Our first concern is the rear wall. Here we apply a tight pattern of broad band acoustics blended with diffusion on the upper part of the wall. This acts to simultaneously absorb and side scatter sound reflections off the upper rear wall. Reflections off the lower rear wall of course are returned, listened to, and absorbed by the congregation. By this, we strongly reduce the return off the back wall of the church that doesn't speak to the congregation but does feed the buildup of the reverberant noise floor.

The next area of concern is the front side walls. Sound up through the middle octave of the piano keyboard expand away from the loudspeaker equally in all directions. The resulting side to side echo and multiple reflection problems must be treated. The back half of the side walls need no treatment because the sound from the speakers reflects off of them right into the absorptive rear wall. The lower half of the side walls need no absorption because the downward wave is driven into the floor and congregation. Only the upper front quarter of the side walls need treatment.

The congregation prefers this voicing of the room because the speakers no longer sound muddy, blurred and difficult to understand. The strength of confusing echoes as well as the buildup of the reverb field has been reduced. However, the room still sounds bright and lively because sounds from the congregation are reflected back to them, returned off the remaining bare sections of the walls.

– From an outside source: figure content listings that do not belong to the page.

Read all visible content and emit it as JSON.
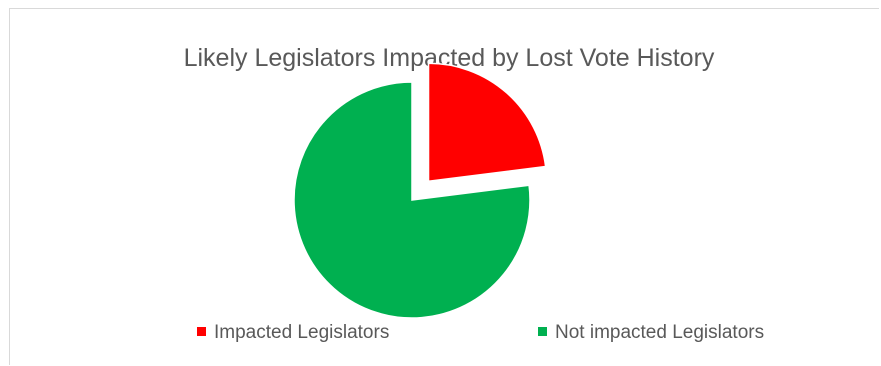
{
  "chart_data": {
    "type": "pie",
    "title": "Likely Legislators Impacted by Lost Vote History",
    "categories": [
      "Impacted Legislators",
      "Not impacted Legislators"
    ],
    "values": [
      23,
      77
    ],
    "colors": [
      "#ff0000",
      "#00b050"
    ],
    "exploded": [
      true,
      false
    ],
    "legend": "bottom"
  }
}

The material we use for absorption is very efficient throughout the vocal sound range. After all, it is the sound of the voice that needs to be clearly transmitted from the speaker to the congregation. Our approach to sound control for churches is to reduce the strength of those early reflections that do not contribute directly to the understanding of speech from the loud speakers. In so doing, we reduce the built up strength of the reverb field but not so much its decay rate, RT-60.

Reverb time is the measure of how fast energy is removed from a room. We do increase the reverb rate because we have added absorption into the room.

However, our work is designed carefully to reduce the strength, the loudness of the reverb field, and incidentally, the rate of the reverb decay. This is the "signal-to-noise" approach to noise control and it is consistent with intelligibility requirements. As a result, we achieve clear sounding rooms that still retain their reverberant signature. Both the Pastor's need for intelligibility and the music director's need for a reverberant room can be satisfied at the same time in the same space.